Purpose-built blockchains have already begun to emerge in the market and are gaining market attention as their value is acknowledged. However, being purpose-built doesn't mean everything is perfect. While these blockchains have many advantages, they still face the challenge of balancing the benefits of use cases with operational overhead. Building a custom Layer 1 blockchain requires substantial effort, and as mentioned earlier, additional work is needed to ensure sufficient decentralization, inter-chain communication, and liquidity.
Therefore, purpose-built blockchains face the difficult task of simultaneously meeting two conflicting requirements: First, the use case must be broad enough to justify the additional infrastructure overhead. This is to prevent inflation issues like those seen with app chains, as mentioned earlier. Second, the use case must be narrow enough to drive performance improvements in a specific area. As such, when evaluating purpose-built blockchains, it is crucial to consider these criteria.

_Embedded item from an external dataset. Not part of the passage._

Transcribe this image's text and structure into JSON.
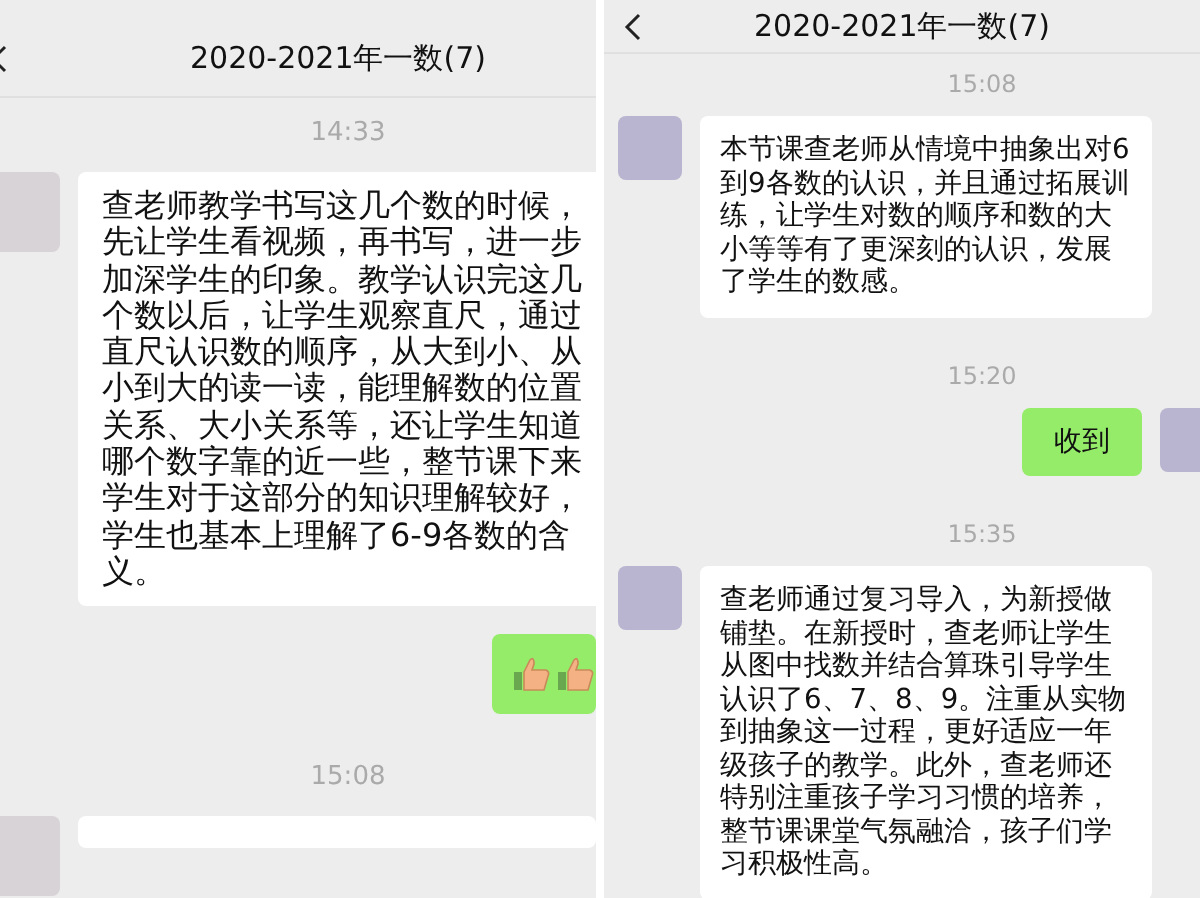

We have examined the past and present of blockchain. Can we then assess that the blockchain industry is following the trend of division of labor well, like traditional industries? To answer this question, we need to revisit the concept of division of labor.
Division of labor began as cooperation between individuals, gradually expanding to division between companies and even nations, bringing prosperity to human society. Ultimately, the core of division of labor lies in the collaboration of entities with specialized skills and capabilities in specific fields, in a free environment, pursuing higher quality and productivity. From this perspective, when we look at blockchain, we can see the possibility of blockchains optimized for specific sectors emerging and interacting with each other to create better use cases.
If purpose-built blockchains can provide optimized infrastructure for specific sectors and prove their sustainability, the future blockchain ecosystem might achieve a structure of division of labor where multiple purpose-built blockchains with various purposes communicate with each other. This direction of development suggests that blockchain technology can contribute not only to technological innovation but also to the evolution of industrial structures. If blockchains specialized for each sector cooperate by leveraging their strengths, we will witness a more efficient and innovative blockchain ecosystem.
Of course, for this to be possible, the development of messaging protocols that facilitate seamless communication between chains is essential (messaging protocols like LayerZero could also be considered purpose-built blockchains, as they focus solely on inter-chain messaging). Also, to elevate the UI/UX to the next level, the chain abstraction work that is currently emerging might be necessary. However, in my view, the protocols performing these tasks are also purpose-built blockchains. Ultimately, isn't a future where multiple purpose-built blockchains interact to operate a single application an example of division of labor applied to blockchain and an opportunity for the Web3 industry to take a step forward?
Just as the division of labor was the foundation for the industrial revolution and human prosperity, I hope that the emergence of purpose-built blockchains and their seamless collaboration will bring a productivity revolution to the blockchain industry.